Paying for Doctors

Economic literacy is important. It is even more important when you cover one of the most controversial issues for the state’s leading newspaper. Winthrop Quigley covers health care for the Albuquerque Journal and while I don’t have a major problem with his reporting, a recent column (subscription required) of his stood out for its being based on a erroneous assumption.
Tthe headline — which Quigley probably did not write — provides a good summary of the article and my problem with it, “How we pay the doctor just coudn’t matter less.” This is simply absurd. How we pay doctors is actually the key to health care reform. If patients pay their doctors, then patients are viewed as the customer and will be treated as such. If it is insurance companies acting as the agent for employers or the government that has the relationship with doctors and ultimately pays them, then the doctors will respond to insurance companies or the government.
Quigley does point out in the article the problems associated with what he calls “health care’s 19th century business model” and he notes the very real problems posed by a single-payer system, but his argument that how we pay for health care is irrelevant does not hold water.

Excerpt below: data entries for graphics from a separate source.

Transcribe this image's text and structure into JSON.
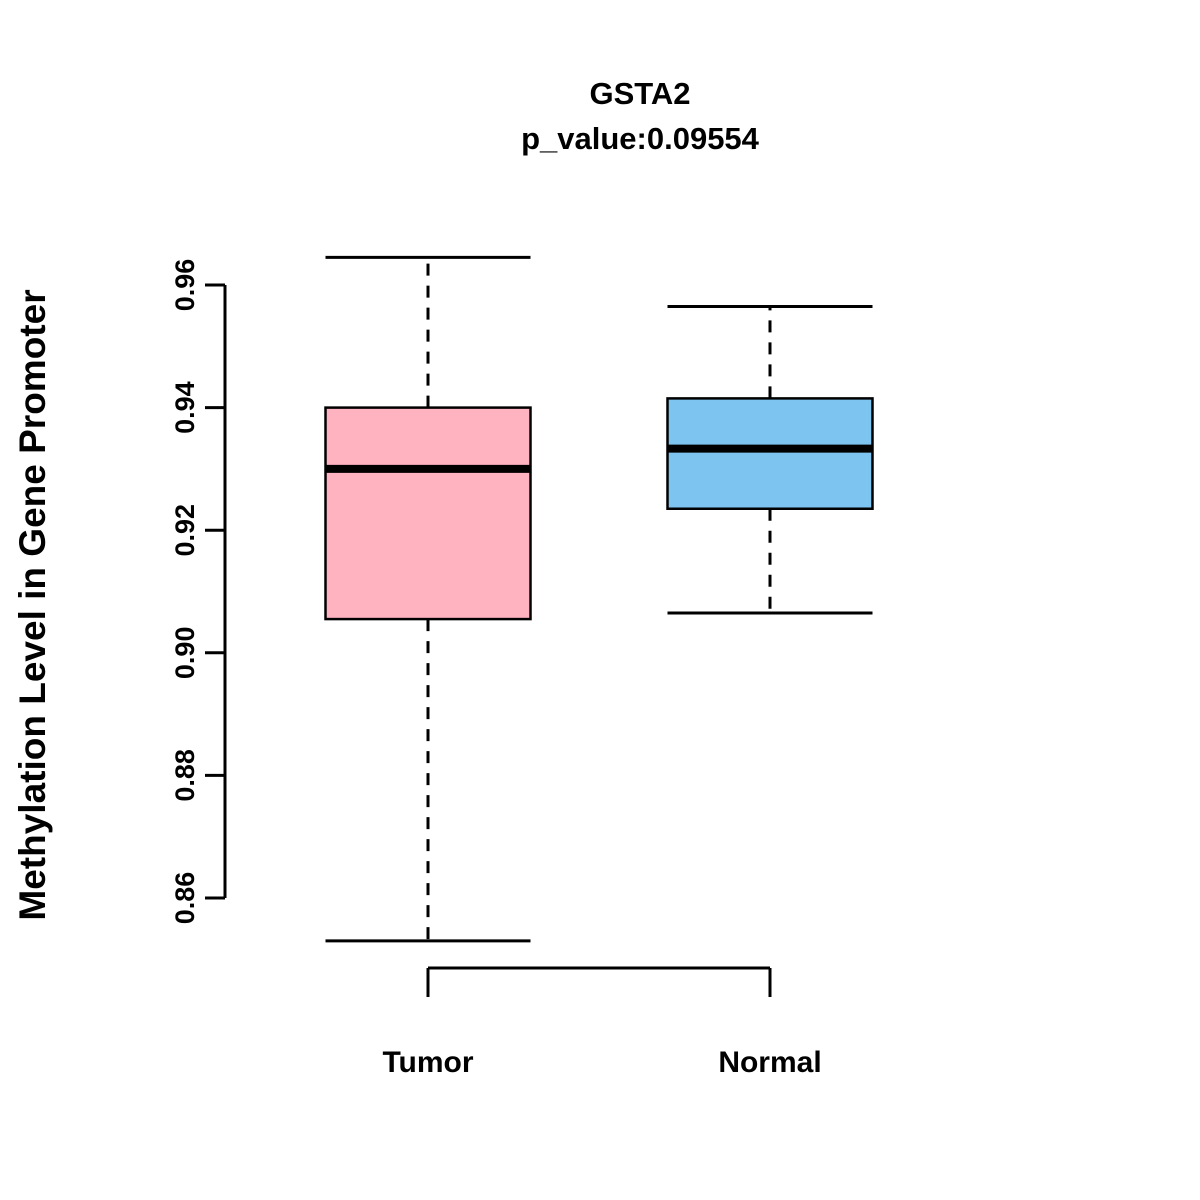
{
  "chart_data": {
    "type": "boxplot",
    "title": "GSTA2",
    "subtitle": "p_value:0.09554",
    "ylabel": "Methylation Level in Gene Promoter",
    "xlabel": "",
    "categories": [
      "Tumor",
      "Normal"
    ],
    "yticks": [
      0.86,
      0.88,
      0.9,
      0.92,
      0.94,
      0.96
    ],
    "ytick_labels": [
      "0.86",
      "0.88",
      "0.90",
      "0.92",
      "0.94",
      "0.96"
    ],
    "ylim": [
      0.85,
      0.966
    ],
    "grid": false,
    "legend": "none",
    "series": [
      {
        "name": "Tumor",
        "box_color": "#FFB3C1",
        "lower_whisker": 0.853,
        "q1": 0.9055,
        "median": 0.93,
        "q3": 0.94,
        "upper_whisker": 0.9645
      },
      {
        "name": "Normal",
        "box_color": "#7EC4F0",
        "lower_whisker": 0.9065,
        "q1": 0.9235,
        "median": 0.9333,
        "q3": 0.9415,
        "upper_whisker": 0.9565
      }
    ],
    "colors": {
      "axis": "#000000",
      "box_border": "#000000",
      "median_line": "#000000",
      "tumor_fill": "#FFB3C1",
      "normal_fill": "#7EC4F0"
    }
  }
}
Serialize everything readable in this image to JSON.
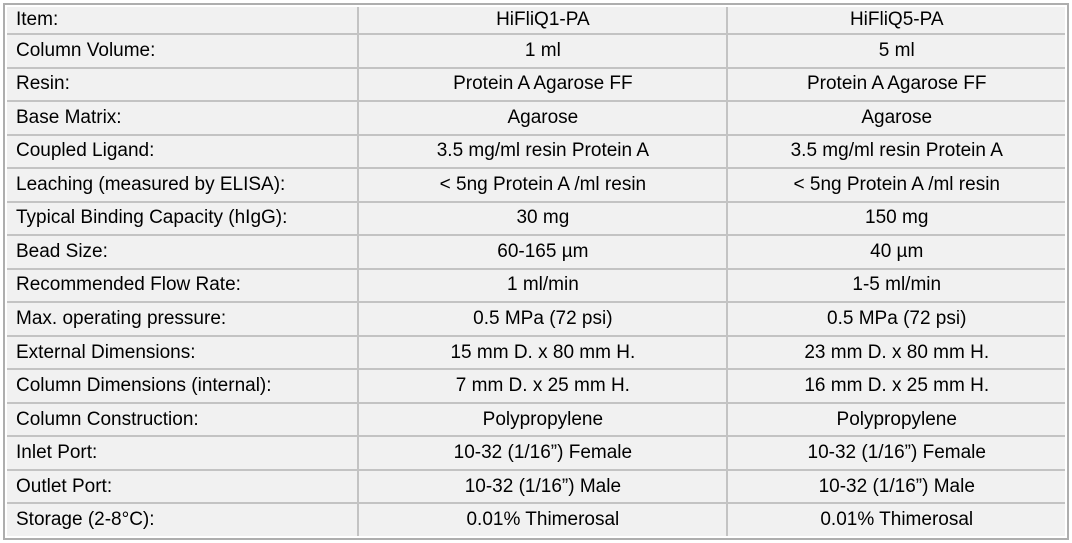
{
  "table": {
    "header": [
      "Item:",
      "HiFliQ1-PA",
      "HiFliQ5-PA"
    ],
    "rows": [
      [
        "Column Volume:",
        "1 ml",
        "5 ml"
      ],
      [
        "Resin:",
        "Protein A Agarose FF",
        "Protein A Agarose FF"
      ],
      [
        "Base Matrix:",
        "Agarose",
        "Agarose"
      ],
      [
        "Coupled Ligand:",
        "3.5 mg/ml resin Protein A",
        "3.5 mg/ml resin Protein A"
      ],
      [
        "Leaching (measured by ELISA):",
        "< 5ng Protein A /ml resin",
        "< 5ng Protein A /ml resin"
      ],
      [
        "Typical Binding Capacity (hIgG):",
        "30 mg",
        "150 mg"
      ],
      [
        "Bead Size:",
        "60-165 µm",
        "40 µm"
      ],
      [
        "Recommended Flow Rate:",
        "1 ml/min",
        "1-5 ml/min"
      ],
      [
        "Max. operating pressure:",
        "0.5 MPa (72 psi)",
        "0.5 MPa (72 psi)"
      ],
      [
        "External Dimensions:",
        "15 mm D. x 80 mm H.",
        "23 mm D. x 80 mm H."
      ],
      [
        "Column Dimensions (internal):",
        "7 mm D. x 25 mm H.",
        "16 mm D. x 25 mm H."
      ],
      [
        "Column Construction:",
        "Polypropylene",
        "Polypropylene"
      ],
      [
        "Inlet Port:",
        "10-32 (1/16”) Female",
        "10-32 (1/16”) Female"
      ],
      [
        "Outlet Port:",
        "10-32 (1/16”) Male",
        "10-32 (1/16”) Male"
      ],
      [
        "Storage (2-8°C):",
        "0.01% Thimerosal",
        "0.01% Thimerosal"
      ]
    ]
  },
  "colors": {
    "cell_bg": "#f1f1f1",
    "inner_border": "#c3c3c3",
    "outer_border": "#aeaeae",
    "text": "#000000"
  }
}
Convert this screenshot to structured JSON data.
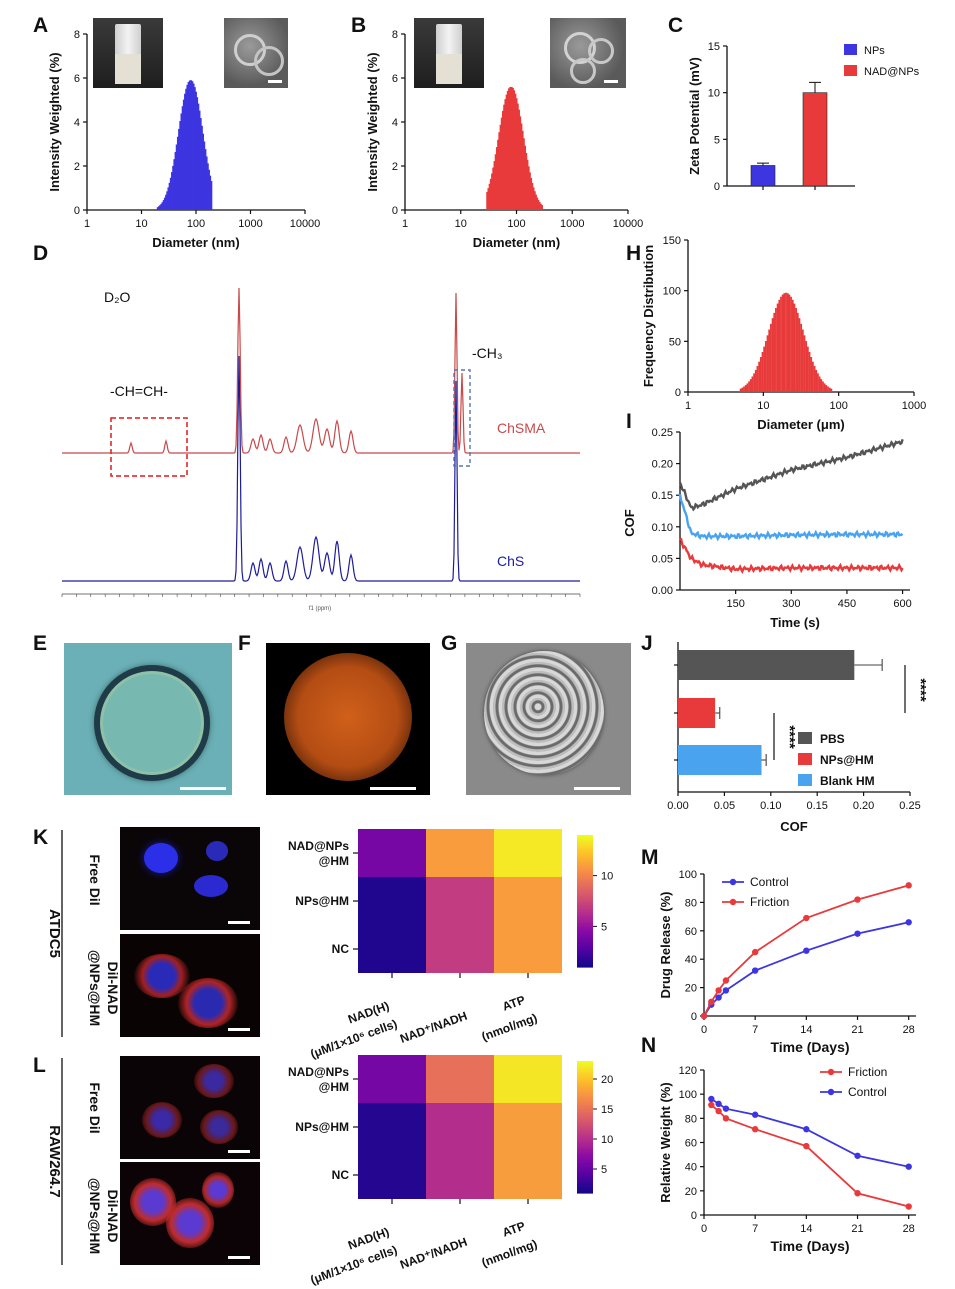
{
  "panel_labels": {
    "A": "A",
    "B": "B",
    "C": "C",
    "D": "D",
    "E": "E",
    "F": "F",
    "G": "G",
    "H": "H",
    "I": "I",
    "J": "J",
    "K": "K",
    "L": "L",
    "M": "M",
    "N": "N"
  },
  "dls_axes": {
    "ylabel": "Intensity Weighted (%)",
    "xlabel": "Diameter (nm)",
    "yticks": [
      "0",
      "2",
      "4",
      "6",
      "8"
    ],
    "xticks": [
      "1",
      "10",
      "100",
      "1000",
      "10000"
    ]
  },
  "nmr": {
    "solvent": "D₂O",
    "vinyl_label": "-CH=CH-",
    "methyl_label": "-CH₃",
    "upper_trace": "ChSMA",
    "lower_trace": "ChS",
    "xaxis": "f1 (ppm)"
  },
  "heatmap_common": {
    "rows": [
      "NAD@NPs\n@HM",
      "NPs@HM",
      "NC"
    ],
    "col1_line1": "NAD(H)",
    "col1_line2": "(μM/1×10⁶ cells)",
    "col2": "NAD⁺/NADH",
    "col3_line1": "ATP",
    "col3_line2": "(nmol/mg)"
  },
  "cells_K": {
    "cell_line": "ATDC5",
    "row1": "Free DiI",
    "row2_line1": "DiI-NAD",
    "row2_line2": "@NPs@HM"
  },
  "cells_L": {
    "cell_line": "RAW264.7",
    "row1": "Free DiI",
    "row2_line1": "DiI-NAD",
    "row2_line2": "@NPs@HM"
  },
  "colors": {
    "blue": "#3d35e0",
    "red": "#e83a3a",
    "gray": "#555555",
    "lightblue": "#4aa3ef",
    "nmr_red": "#c8494a",
    "nmr_blue": "#1d1d9a"
  },
  "chart_data": [
    {
      "panel": "A",
      "type": "bar",
      "title": "",
      "xlabel": "Diameter (nm)",
      "ylabel": "Intensity Weighted (%)",
      "xscale": "log",
      "xlim": [
        1,
        10000
      ],
      "ylim": [
        0,
        8
      ],
      "series": [
        {
          "name": "",
          "color": "#3d35e0",
          "peak_x": 80,
          "peak_y": 5.9,
          "range": [
            20,
            200
          ]
        }
      ]
    },
    {
      "panel": "B",
      "type": "bar",
      "title": "",
      "xlabel": "Diameter (nm)",
      "ylabel": "Intensity Weighted (%)",
      "xscale": "log",
      "xlim": [
        1,
        10000
      ],
      "ylim": [
        0,
        8
      ],
      "series": [
        {
          "name": "",
          "color": "#e83a3a",
          "peak_x": 80,
          "peak_y": 5.6,
          "range": [
            30,
            300
          ]
        }
      ]
    },
    {
      "panel": "C",
      "type": "bar",
      "title": "",
      "xlabel": "",
      "ylabel": "Zeta Potential (mV)",
      "ylim": [
        0,
        15
      ],
      "yticks": [
        "0",
        "5",
        "10",
        "15"
      ],
      "categories": [
        "NPs",
        "NAD@NPs"
      ],
      "values": [
        2.2,
        10.0
      ],
      "errors": [
        0.25,
        1.1
      ],
      "colors": [
        "#3d35e0",
        "#e83a3a"
      ]
    },
    {
      "panel": "H",
      "type": "bar",
      "title": "",
      "xlabel": "Diameter (μm)",
      "ylabel": "Frequency Distribution",
      "xscale": "log",
      "xlim": [
        1,
        1000
      ],
      "ylim": [
        0,
        150
      ],
      "yticks": [
        "0",
        "50",
        "100",
        "150"
      ],
      "xticks": [
        "1",
        "10",
        "100",
        "1000"
      ],
      "series": [
        {
          "name": "",
          "color": "#e83a3a",
          "peak_x": 20,
          "peak_y": 98,
          "range": [
            5,
            80
          ]
        }
      ]
    },
    {
      "panel": "I",
      "type": "line",
      "title": "",
      "xlabel": "Time (s)",
      "ylabel": "COF",
      "xlim": [
        0,
        620
      ],
      "ylim": [
        0,
        0.25
      ],
      "xticks": [
        "150",
        "300",
        "450",
        "600"
      ],
      "yticks": [
        "0.00",
        "0.05",
        "0.10",
        "0.15",
        "0.20",
        "0.25"
      ],
      "series": [
        {
          "name": "PBS",
          "color": "#555555",
          "x": [
            0,
            30,
            60,
            150,
            300,
            450,
            600
          ],
          "y": [
            0.17,
            0.13,
            0.135,
            0.16,
            0.19,
            0.21,
            0.235
          ]
        },
        {
          "name": "Blank HM",
          "color": "#4aa3ef",
          "x": [
            0,
            30,
            60,
            150,
            300,
            450,
            600
          ],
          "y": [
            0.15,
            0.09,
            0.085,
            0.085,
            0.087,
            0.088,
            0.088
          ]
        },
        {
          "name": "NPs@HM",
          "color": "#e83a3a",
          "x": [
            0,
            30,
            60,
            150,
            300,
            450,
            600
          ],
          "y": [
            0.08,
            0.05,
            0.04,
            0.033,
            0.035,
            0.035,
            0.035
          ]
        }
      ]
    },
    {
      "panel": "J",
      "type": "bar",
      "title": "",
      "xlabel": "COF",
      "orientation": "horizontal",
      "xlim": [
        0,
        0.25
      ],
      "xticks": [
        "0.00",
        "0.05",
        "0.10",
        "0.15",
        "0.20",
        "0.25"
      ],
      "categories": [
        "PBS",
        "NPs@HM",
        "Blank HM"
      ],
      "values": [
        0.19,
        0.04,
        0.09
      ],
      "errors": [
        0.03,
        0.005,
        0.005
      ],
      "colors": [
        "#555555",
        "#e83a3a",
        "#4aa3ef"
      ],
      "significance": [
        "****",
        "****"
      ]
    },
    {
      "panel": "K",
      "type": "heatmap",
      "title": "",
      "rows": [
        "NAD@NPs @HM",
        "NPs@HM",
        "NC"
      ],
      "columns": [
        "NAD(H) (μM/1×10⁶ cells)",
        "NAD⁺/NADH",
        "ATP (nmol/mg)"
      ],
      "values": [
        [
          4,
          11,
          13.5
        ],
        [
          1.5,
          7,
          11
        ],
        [
          1.5,
          7,
          11
        ]
      ],
      "colorbar_ticks": [
        "5",
        "10"
      ],
      "vmin": 1,
      "vmax": 14
    },
    {
      "panel": "L",
      "type": "heatmap",
      "title": "",
      "rows": [
        "NAD@NPs @HM",
        "NPs@HM",
        "NC"
      ],
      "columns": [
        "NAD(H) (μM/1×10⁶ cells)",
        "NAD⁺/NADH",
        "ATP (nmol/mg)"
      ],
      "values": [
        [
          6,
          15,
          22
        ],
        [
          2,
          10,
          18
        ],
        [
          2,
          10,
          18
        ]
      ],
      "colorbar_ticks": [
        "5",
        "10",
        "15",
        "20"
      ],
      "vmin": 1,
      "vmax": 23
    },
    {
      "panel": "M",
      "type": "line",
      "title": "",
      "xlabel": "Time (Days)",
      "ylabel": "Drug Release (%)",
      "xlim": [
        0,
        29
      ],
      "ylim": [
        0,
        100
      ],
      "xticks": [
        "0",
        "7",
        "14",
        "21",
        "28"
      ],
      "yticks": [
        "0",
        "20",
        "40",
        "60",
        "80",
        "100"
      ],
      "series": [
        {
          "name": "Control",
          "color": "#3d35e0",
          "x": [
            0,
            1,
            2,
            3,
            7,
            14,
            21,
            28
          ],
          "y": [
            0,
            8,
            13,
            18,
            32,
            46,
            58,
            66
          ]
        },
        {
          "name": "Friction",
          "color": "#e83a3a",
          "x": [
            0,
            1,
            2,
            3,
            7,
            14,
            21,
            28
          ],
          "y": [
            0,
            10,
            18,
            25,
            45,
            69,
            82,
            92
          ]
        }
      ]
    },
    {
      "panel": "N",
      "type": "line",
      "title": "",
      "xlabel": "Time (Days)",
      "ylabel": "Relative Weight (%)",
      "xlim": [
        0,
        29
      ],
      "ylim": [
        0,
        120
      ],
      "xticks": [
        "0",
        "7",
        "14",
        "21",
        "28"
      ],
      "yticks": [
        "0",
        "20",
        "40",
        "60",
        "80",
        "100",
        "120"
      ],
      "series": [
        {
          "name": "Friction",
          "color": "#e83a3a",
          "x": [
            1,
            2,
            3,
            7,
            14,
            21,
            28
          ],
          "y": [
            91,
            86,
            80,
            71,
            57,
            18,
            7
          ]
        },
        {
          "name": "Control",
          "color": "#3d35e0",
          "x": [
            1,
            2,
            3,
            7,
            14,
            21,
            28
          ],
          "y": [
            96,
            92,
            88,
            83,
            71,
            49,
            40
          ]
        }
      ]
    }
  ]
}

The fact is that government regulations and cost-shifting have contributed greatly to the inefficiencies and lack of responsiveness we see in today’s health care system. Giving individuals the same tax deduction now given to their employers would be a step in the right direction. So would allowing individuals to shop for health insurance across state lines as a means of avoiding state mandates that drive costs up significantly. Congressional action on market-based Medicaid and Medicare reforms would also help matters a great deal by limiting the problem of cost-shifting from Medicare and Medicaid users and on to paying customers.